Introduction
Non-alcoholic fatty liver disease (NAFLD) is an initial manifestation of various pathological conditions, such as non-alcoholic steatohepatitis, cirrhosis and, liver malignancies 1. The most implicated mechanism for NAFLD is insulin resistance2. Supra-physiological levels of glucose, sucrose, and, fructose can induce lipogenic genes through various mechanisms that lead to de novo lipogenesis and inhibit fatty acid oxidation causing deposition of fatty acids in various organs such as liver3. Latter combined insulin resistance, hormones secreted by the adipocytes, nutritional factors, gut microbiota and, genetic factors to describe the pathogenesis of NAFLD. The pooled regional incidence of NAFLD in Asian countries is 52 per 1,000 person-years compared to 28 per 1,000 person-years in the West4. The prevalence of lean NAFLD in Asia is 19%, while it is 7% in the United States 5.
While NAFLD is the commonest liver disease in the west, its effect on pregnancy has not been discussed widely until recently6. Early retrospective studies have reported a low prevalence (28.9/100,000 per pregnancies) on NAFLD 7, yet with definitive adverse pregnancy outcomes. Recent studies show a varying degree of NAFLD among pregnant women, with 15% in Canada8, 14.3%-16.7% in USA9,10, 18.4% in Korea 11, and 18.2% in Sri Lanka12. The secondary data analysis of US inpatient sample of 18,574,225 pregnancies shows that the prevalence of NAFLD after 20 weeks of gestation has tripled over a period of 10 years13. Since its first report in 2011, NAFLD is identified as a major predictor of many fetal and maternal adverse outcomes including miscarriages 14, gestational diabetes mellitus (GDM) 11,15–18, hypertensive complications 19,20, higher caesarean sections20, intrahepatic cholestasis in pregnancy21, pre-term birth 19, low birth weight 21 and postpartum haemorrhage7.

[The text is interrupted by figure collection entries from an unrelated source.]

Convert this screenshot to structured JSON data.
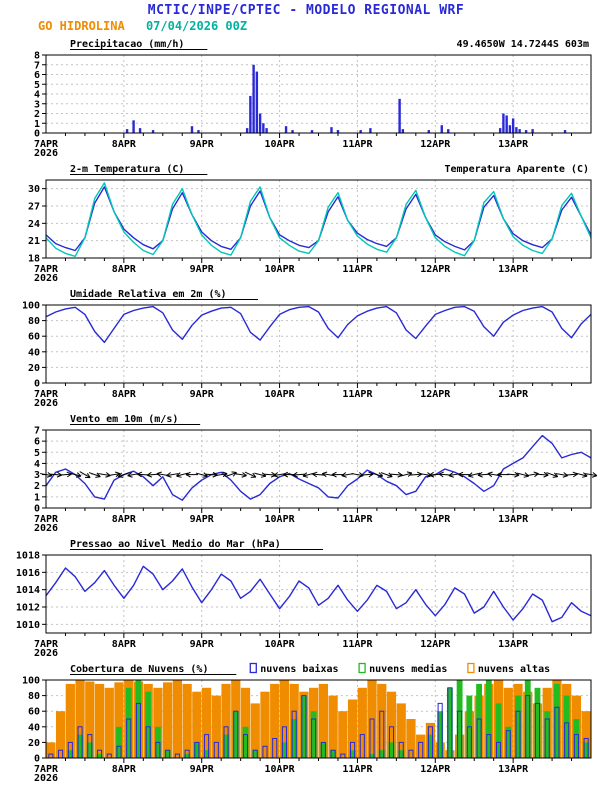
{
  "header": {
    "title": "MCTIC/INPE/CPTEC - MODELO REGIONAL WRF",
    "station": "GO HIDROLINA",
    "run": "07/04/2026 00Z",
    "location": "49.4650W 14.7244S 603m",
    "colors": {
      "title": "#2929d6",
      "station": "#f08c00",
      "run": "#00b2a0",
      "location": "#f08c00"
    }
  },
  "axis": {
    "x_ticks": [
      "7APR",
      "8APR",
      "9APR",
      "10APR",
      "11APR",
      "12APR",
      "13APR"
    ],
    "x_year": "2026",
    "hours_span": 168
  },
  "chart_data": [
    {
      "id": "precipitation",
      "type": "bar",
      "title": "Precipitacao (mm/h)",
      "ylim": [
        0,
        8
      ],
      "yticks": [
        0,
        1,
        2,
        3,
        4,
        5,
        6,
        7,
        8
      ],
      "color": "#2929d6",
      "points": [
        [
          25,
          0.4
        ],
        [
          27,
          1.3
        ],
        [
          29,
          0.5
        ],
        [
          33,
          0.3
        ],
        [
          45,
          0.7
        ],
        [
          47,
          0.3
        ],
        [
          62,
          0.5
        ],
        [
          63,
          3.8
        ],
        [
          64,
          7.0
        ],
        [
          65,
          6.3
        ],
        [
          66,
          2.0
        ],
        [
          67,
          1.0
        ],
        [
          68,
          0.5
        ],
        [
          74,
          0.7
        ],
        [
          76,
          0.3
        ],
        [
          82,
          0.3
        ],
        [
          88,
          0.6
        ],
        [
          90,
          0.3
        ],
        [
          97,
          0.3
        ],
        [
          100,
          0.5
        ],
        [
          109,
          3.5
        ],
        [
          110,
          0.4
        ],
        [
          118,
          0.3
        ],
        [
          122,
          0.8
        ],
        [
          124,
          0.4
        ],
        [
          140,
          0.5
        ],
        [
          141,
          2.0
        ],
        [
          142,
          1.8
        ],
        [
          143,
          0.8
        ],
        [
          144,
          1.5
        ],
        [
          145,
          0.6
        ],
        [
          146,
          0.4
        ],
        [
          148,
          0.3
        ],
        [
          150,
          0.4
        ],
        [
          160,
          0.3
        ]
      ]
    },
    {
      "id": "temperature",
      "type": "line",
      "title": "2-m Temperatura (C)",
      "right_label": "Temperatura Aparente (C)",
      "right_label_color": "#00c8b4",
      "ylim": [
        18,
        31.5
      ],
      "yticks": [
        18,
        21,
        24,
        27,
        30
      ],
      "x_step_hours": 3,
      "series": [
        {
          "name": "2-m Temperatura (C)",
          "color": "#2929d6",
          "values": [
            22.0,
            20.5,
            19.8,
            19.3,
            21.5,
            27.5,
            30.3,
            26.0,
            23.0,
            21.5,
            20.3,
            19.6,
            21.0,
            26.5,
            29.3,
            25.5,
            22.5,
            21.0,
            20.0,
            19.5,
            21.5,
            27.0,
            29.6,
            25.0,
            22.0,
            21.0,
            20.2,
            19.8,
            21.0,
            26.0,
            28.6,
            24.5,
            22.3,
            21.2,
            20.5,
            20.0,
            21.5,
            26.5,
            29.0,
            25.0,
            22.0,
            20.8,
            20.0,
            19.4,
            21.0,
            26.8,
            28.8,
            24.8,
            22.2,
            21.0,
            20.3,
            19.8,
            21.3,
            26.3,
            28.5,
            25.2,
            22.0
          ]
        },
        {
          "name": "Temperatura Aparente (C)",
          "color": "#00c8b4",
          "values": [
            21.5,
            19.7,
            18.8,
            18.3,
            21.5,
            28.3,
            31.0,
            26.0,
            22.5,
            20.7,
            19.3,
            18.6,
            21.0,
            27.3,
            30.0,
            25.5,
            22.0,
            20.2,
            19.0,
            18.5,
            21.5,
            27.8,
            30.3,
            25.0,
            21.5,
            20.2,
            19.2,
            18.8,
            21.0,
            26.8,
            29.3,
            24.5,
            21.8,
            20.4,
            19.5,
            19.0,
            21.5,
            27.3,
            29.7,
            25.0,
            21.5,
            20.0,
            19.0,
            18.4,
            21.0,
            27.6,
            29.5,
            24.8,
            21.7,
            20.2,
            19.3,
            18.8,
            21.3,
            27.1,
            29.2,
            25.2,
            21.5
          ]
        }
      ]
    },
    {
      "id": "humidity",
      "type": "line",
      "title": "Umidade Relativa em 2m (%)",
      "ylim": [
        0,
        100
      ],
      "yticks": [
        0,
        20,
        40,
        60,
        80,
        100
      ],
      "x_step_hours": 3,
      "series": [
        {
          "name": "Umidade Relativa em 2m",
          "color": "#2929d6",
          "values": [
            85,
            91,
            95,
            97,
            88,
            66,
            52,
            70,
            88,
            93,
            96,
            98,
            90,
            68,
            56,
            74,
            87,
            92,
            96,
            97,
            89,
            65,
            55,
            72,
            88,
            94,
            97,
            98,
            91,
            70,
            58,
            75,
            86,
            92,
            96,
            98,
            90,
            68,
            57,
            73,
            88,
            93,
            97,
            98,
            92,
            72,
            60,
            78,
            87,
            93,
            96,
            98,
            91,
            70,
            58,
            76,
            88
          ]
        }
      ]
    },
    {
      "id": "wind",
      "type": "line",
      "title": "Vento em 10m (m/s)",
      "ylim": [
        0,
        7
      ],
      "yticks": [
        0,
        1,
        2,
        3,
        4,
        5,
        6,
        7
      ],
      "x_step_hours": 3,
      "series": [
        {
          "name": "Vento em 10m",
          "color": "#2929d6",
          "values": [
            2.0,
            3.2,
            3.5,
            3.0,
            2.2,
            1.0,
            0.8,
            2.5,
            3.0,
            3.3,
            2.8,
            2.0,
            2.8,
            1.2,
            0.7,
            1.8,
            2.5,
            3.0,
            3.2,
            2.5,
            1.5,
            0.8,
            1.2,
            2.2,
            2.8,
            3.1,
            2.6,
            2.2,
            1.8,
            1.0,
            0.9,
            2.0,
            2.6,
            3.4,
            3.0,
            2.4,
            2.0,
            1.2,
            1.5,
            2.8,
            3.0,
            3.5,
            3.2,
            2.8,
            2.2,
            1.5,
            2.0,
            3.5,
            4.0,
            4.5,
            5.5,
            6.5,
            5.8,
            4.5,
            4.8,
            5.0,
            4.5
          ]
        }
      ],
      "barbs": {
        "y_value": 3,
        "dirs": [
          10,
          5,
          -5,
          15,
          30,
          20,
          10,
          -10,
          160,
          170,
          185,
          175,
          190,
          170,
          165,
          180,
          15,
          5,
          -10,
          -20,
          10,
          25,
          15,
          5,
          170,
          180,
          175,
          165,
          185,
          190,
          180,
          170,
          10,
          -5,
          15,
          20,
          5,
          -15,
          -5,
          10,
          175,
          185,
          170,
          180,
          165,
          175,
          190,
          180,
          5,
          15,
          -10,
          5,
          20,
          10,
          -5,
          15,
          10
        ]
      }
    },
    {
      "id": "pressure",
      "type": "line",
      "title": "Pressao ao Nivel Medio do Mar (hPa)",
      "ylim": [
        1009,
        1018
      ],
      "yticks": [
        1010,
        1012,
        1014,
        1016,
        1018
      ],
      "x_step_hours": 3,
      "series": [
        {
          "name": "Pressao ao Nivel Medio do Mar",
          "color": "#2929d6",
          "values": [
            1013.3,
            1014.8,
            1016.5,
            1015.5,
            1013.8,
            1014.8,
            1016.2,
            1014.5,
            1013.0,
            1014.5,
            1016.7,
            1015.8,
            1014.0,
            1015.0,
            1016.4,
            1014.3,
            1012.5,
            1014.0,
            1015.8,
            1015.0,
            1013.0,
            1013.8,
            1015.2,
            1013.5,
            1011.8,
            1013.2,
            1015.0,
            1014.2,
            1012.2,
            1013.0,
            1014.5,
            1012.8,
            1011.5,
            1012.8,
            1014.5,
            1013.8,
            1011.8,
            1012.5,
            1014.0,
            1012.3,
            1011.0,
            1012.3,
            1014.2,
            1013.5,
            1011.3,
            1012.0,
            1013.8,
            1012.0,
            1010.5,
            1011.8,
            1013.5,
            1012.8,
            1010.3,
            1010.8,
            1012.5,
            1011.5,
            1011.0
          ]
        }
      ]
    },
    {
      "id": "clouds",
      "type": "bar-multi",
      "title": "Cobertura de Nuvens (%)",
      "ylim": [
        0,
        100
      ],
      "yticks": [
        0,
        20,
        40,
        60,
        80,
        100
      ],
      "x_step_hours": 3,
      "legend": [
        {
          "label": "nuvens baixas",
          "color": "#2929d6"
        },
        {
          "label": "nuvens medias",
          "color": "#22bb22"
        },
        {
          "label": "nuvens altas",
          "color": "#f08c00"
        }
      ],
      "series": [
        {
          "name": "nuvens altas",
          "color": "#f08c00",
          "style": "fill",
          "width_frac": 0.95,
          "values": [
            20,
            60,
            95,
            100,
            98,
            95,
            90,
            97,
            100,
            98,
            95,
            90,
            97,
            100,
            95,
            85,
            90,
            80,
            95,
            100,
            90,
            70,
            85,
            95,
            100,
            95,
            85,
            90,
            95,
            80,
            60,
            75,
            90,
            100,
            95,
            85,
            70,
            50,
            30,
            45,
            20,
            10,
            30,
            60,
            80,
            95,
            100,
            90,
            95,
            85,
            70,
            90,
            100,
            95,
            80,
            60,
            40
          ]
        },
        {
          "name": "nuvens medias",
          "color": "#22bb22",
          "style": "fill",
          "width_frac": 0.6,
          "values": [
            0,
            0,
            10,
            30,
            20,
            5,
            0,
            40,
            90,
            100,
            85,
            40,
            10,
            0,
            5,
            20,
            10,
            0,
            30,
            60,
            40,
            10,
            0,
            0,
            20,
            50,
            80,
            60,
            20,
            10,
            0,
            10,
            0,
            5,
            10,
            20,
            10,
            0,
            0,
            30,
            60,
            90,
            100,
            80,
            95,
            100,
            70,
            40,
            80,
            100,
            90,
            60,
            95,
            80,
            50,
            20,
            10
          ]
        },
        {
          "name": "nuvens baixas",
          "color": "#2929d6",
          "style": "outline",
          "width_frac": 0.42,
          "values": [
            5,
            10,
            20,
            40,
            30,
            10,
            5,
            15,
            50,
            70,
            40,
            20,
            10,
            5,
            10,
            20,
            30,
            20,
            40,
            60,
            30,
            10,
            15,
            25,
            40,
            60,
            80,
            50,
            20,
            10,
            5,
            20,
            30,
            50,
            60,
            40,
            20,
            10,
            20,
            40,
            70,
            90,
            60,
            40,
            50,
            30,
            20,
            35,
            60,
            80,
            70,
            50,
            65,
            45,
            30,
            25,
            20
          ]
        }
      ]
    }
  ]
}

Being an insulin-resistant state, pregnancy itself has a higher risk for NAFLD as well as developing hyperglycaemia. Thus, one of the main adverse pregnancy outcomes associated with NAFLD is GDM. The pooled global prevalence of GDM using IADPSG criteria is reported as 10.6% (95% CI 10.5–10.6%) 22 whereas the estimates for 2005-2015 shows a wide disparity across WHO regions ranging from 5.8% in Europe to 12.9 in middle East and north Africa. The incidence of GDM among pregnant women with NAFLD was shown to be more than 20%23. and the severity of NAFLD is proportional to the risk of GDM and large for gestational age (LGA) babies24. The unconfounded effect of NAFLD on GDM was estimated with an odds ratio around two in two prospective cohort studies; one with OR 2.50 (95% CI 1.07, 5.77) 23 and another with an OR 2.2 (95% CI: 1.1–4.3) 25 and 6.5, (95% CI: 2.3–18.5) in another study. While early pregnancy NAFLD is almost established as a major predictor of GDM, only a limited number of prospective studies are available in global literature and none from South Asian region, a region having high incidence of both NAFLD and GDM. According to our knowledge none of prospective studies are available globally about the association between NAFLD and miscarriages. The purpose of the present study was to determine the role of NAFLD as a risk factor for GDM and early pregnancy miscarriages among Sri Lankan pregnant women.